Jacques Derrida’s idea of “hauntology” describes a temporal sense in which the future no longer visits us and the past continues to haunt us. D’Haese’s images are permeated by this ghostly feeling. They show no ruins of a bygone glory, but structures of modernity that have stalled. What we see are remnants of a promise never fulfilled. The white heat that pervades everything is not the fiery energy of progress, but the residue of runaway light: a future that has burnt itself out.
Within this context, the title White Heat acquires an ecological dimension. The white heat is not only metaphysical or technological but also literal: planetary warming, melting glaciers, bleaching coral reefs, and parched soils of drought-stricken farmlands. The overexposed photographs resonate with a thermally overloaded world. The stillness D’Haese depicts reminds us of landscapes after a catastrophe, where human activity is not only absent but responsible for life itself coming to a halt. His work reflects a climate reality in which the consequences of human presence are visible only as destruction and overheating.
In this sense, White Heat aligns with ecophilosophers like Timothy Morton, who speaks of “hyperobjects”—phenomena so large-scale that they escape direct experience, such as climate change.
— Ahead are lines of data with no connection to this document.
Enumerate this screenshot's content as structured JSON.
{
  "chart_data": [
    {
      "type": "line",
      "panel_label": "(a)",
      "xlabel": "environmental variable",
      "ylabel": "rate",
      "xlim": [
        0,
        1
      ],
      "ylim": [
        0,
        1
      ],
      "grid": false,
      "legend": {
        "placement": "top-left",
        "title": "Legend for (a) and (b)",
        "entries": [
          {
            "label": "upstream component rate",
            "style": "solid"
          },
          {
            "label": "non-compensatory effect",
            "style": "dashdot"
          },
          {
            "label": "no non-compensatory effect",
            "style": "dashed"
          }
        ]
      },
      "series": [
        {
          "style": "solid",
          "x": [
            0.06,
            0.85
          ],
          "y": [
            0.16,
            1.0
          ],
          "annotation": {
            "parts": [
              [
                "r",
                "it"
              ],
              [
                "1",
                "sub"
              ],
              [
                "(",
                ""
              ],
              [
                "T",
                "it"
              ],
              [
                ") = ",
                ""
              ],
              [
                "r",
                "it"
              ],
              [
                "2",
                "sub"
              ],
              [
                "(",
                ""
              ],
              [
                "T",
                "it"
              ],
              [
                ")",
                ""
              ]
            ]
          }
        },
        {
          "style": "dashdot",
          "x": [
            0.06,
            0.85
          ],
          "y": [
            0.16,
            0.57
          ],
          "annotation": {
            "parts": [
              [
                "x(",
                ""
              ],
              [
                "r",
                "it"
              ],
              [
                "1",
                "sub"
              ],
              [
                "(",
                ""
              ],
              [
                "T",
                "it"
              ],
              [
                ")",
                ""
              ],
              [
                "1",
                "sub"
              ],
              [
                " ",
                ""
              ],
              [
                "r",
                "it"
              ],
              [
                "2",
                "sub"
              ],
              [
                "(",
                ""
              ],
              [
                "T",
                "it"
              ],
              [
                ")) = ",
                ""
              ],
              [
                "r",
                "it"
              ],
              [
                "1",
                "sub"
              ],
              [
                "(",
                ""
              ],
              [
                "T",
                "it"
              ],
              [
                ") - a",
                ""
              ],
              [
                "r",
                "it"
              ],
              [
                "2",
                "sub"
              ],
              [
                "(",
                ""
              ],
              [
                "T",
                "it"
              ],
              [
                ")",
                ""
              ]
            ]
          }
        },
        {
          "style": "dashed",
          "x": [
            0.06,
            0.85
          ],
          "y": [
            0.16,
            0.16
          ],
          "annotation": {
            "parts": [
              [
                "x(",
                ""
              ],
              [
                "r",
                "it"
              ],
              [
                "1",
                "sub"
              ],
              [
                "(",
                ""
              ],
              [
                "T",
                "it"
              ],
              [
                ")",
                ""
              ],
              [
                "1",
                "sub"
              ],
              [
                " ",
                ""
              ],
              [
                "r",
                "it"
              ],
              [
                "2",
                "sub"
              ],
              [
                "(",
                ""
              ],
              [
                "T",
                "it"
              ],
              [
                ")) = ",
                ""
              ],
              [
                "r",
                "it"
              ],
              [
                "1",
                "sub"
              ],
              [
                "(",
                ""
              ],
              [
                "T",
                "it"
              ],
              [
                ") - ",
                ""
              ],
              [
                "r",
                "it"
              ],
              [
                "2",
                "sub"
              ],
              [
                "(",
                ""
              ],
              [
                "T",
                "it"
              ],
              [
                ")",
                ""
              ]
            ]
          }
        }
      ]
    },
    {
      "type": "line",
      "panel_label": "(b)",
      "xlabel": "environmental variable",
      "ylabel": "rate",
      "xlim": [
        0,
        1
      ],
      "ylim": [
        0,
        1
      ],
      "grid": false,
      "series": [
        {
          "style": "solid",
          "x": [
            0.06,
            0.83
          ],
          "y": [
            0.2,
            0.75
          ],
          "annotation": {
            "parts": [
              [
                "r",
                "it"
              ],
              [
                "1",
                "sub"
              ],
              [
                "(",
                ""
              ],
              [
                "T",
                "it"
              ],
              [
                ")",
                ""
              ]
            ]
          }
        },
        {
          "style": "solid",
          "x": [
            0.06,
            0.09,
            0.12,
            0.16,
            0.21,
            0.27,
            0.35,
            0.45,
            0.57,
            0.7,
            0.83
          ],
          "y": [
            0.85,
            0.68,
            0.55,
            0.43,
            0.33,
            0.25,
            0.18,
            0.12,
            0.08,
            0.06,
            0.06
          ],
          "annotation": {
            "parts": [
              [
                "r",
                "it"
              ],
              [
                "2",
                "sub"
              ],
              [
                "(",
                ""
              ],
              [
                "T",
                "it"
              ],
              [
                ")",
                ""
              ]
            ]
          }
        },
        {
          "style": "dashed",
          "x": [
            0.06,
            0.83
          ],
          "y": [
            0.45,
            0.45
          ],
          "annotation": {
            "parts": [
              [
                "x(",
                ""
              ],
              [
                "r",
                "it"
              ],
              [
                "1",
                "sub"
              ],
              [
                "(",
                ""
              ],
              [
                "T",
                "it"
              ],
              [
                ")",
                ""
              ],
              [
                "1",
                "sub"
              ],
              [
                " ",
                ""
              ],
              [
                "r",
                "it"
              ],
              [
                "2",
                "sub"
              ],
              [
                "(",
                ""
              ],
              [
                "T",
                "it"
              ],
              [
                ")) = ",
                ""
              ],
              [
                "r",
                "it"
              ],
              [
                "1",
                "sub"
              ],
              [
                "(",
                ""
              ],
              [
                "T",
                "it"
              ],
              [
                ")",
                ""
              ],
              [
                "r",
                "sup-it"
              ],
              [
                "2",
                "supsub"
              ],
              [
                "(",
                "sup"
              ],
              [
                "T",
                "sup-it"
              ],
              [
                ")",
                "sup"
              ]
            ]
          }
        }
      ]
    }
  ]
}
D’Haese’s photographs visualize the intangible: the atmosphere of a world changing before our eyes yet never fully graspable. The white heat is a sensory symptom of a hyperobject: too vast, too slow, and too ubiquitous to capture in a single image, yet present in every pixel. Bruno Latour’s insight that nature no longer exists outside society but is fully intertwined with our political and technological structures also resonates in D’Haese’s work. His photographs show no nature opposite to culture, but a post-industrial zone where every boundary has blurred. The Earth responds, not with a voice, but with white light and silent objects.
White Heat is no documentary, no indictment, no nostalgic look back. It is a philosophical space where the image thinks. The white is not emptiness, but a focal point where meaning evaporates. D’Haese does not show us a world after humans, but one in which humans are already slowly dissolving. His work invites a new way of seeing: not to understand but to endure what we cannot contain. In this sense, White Heat is not merely photography but existential cartography—a map of humanity’s vanishing point.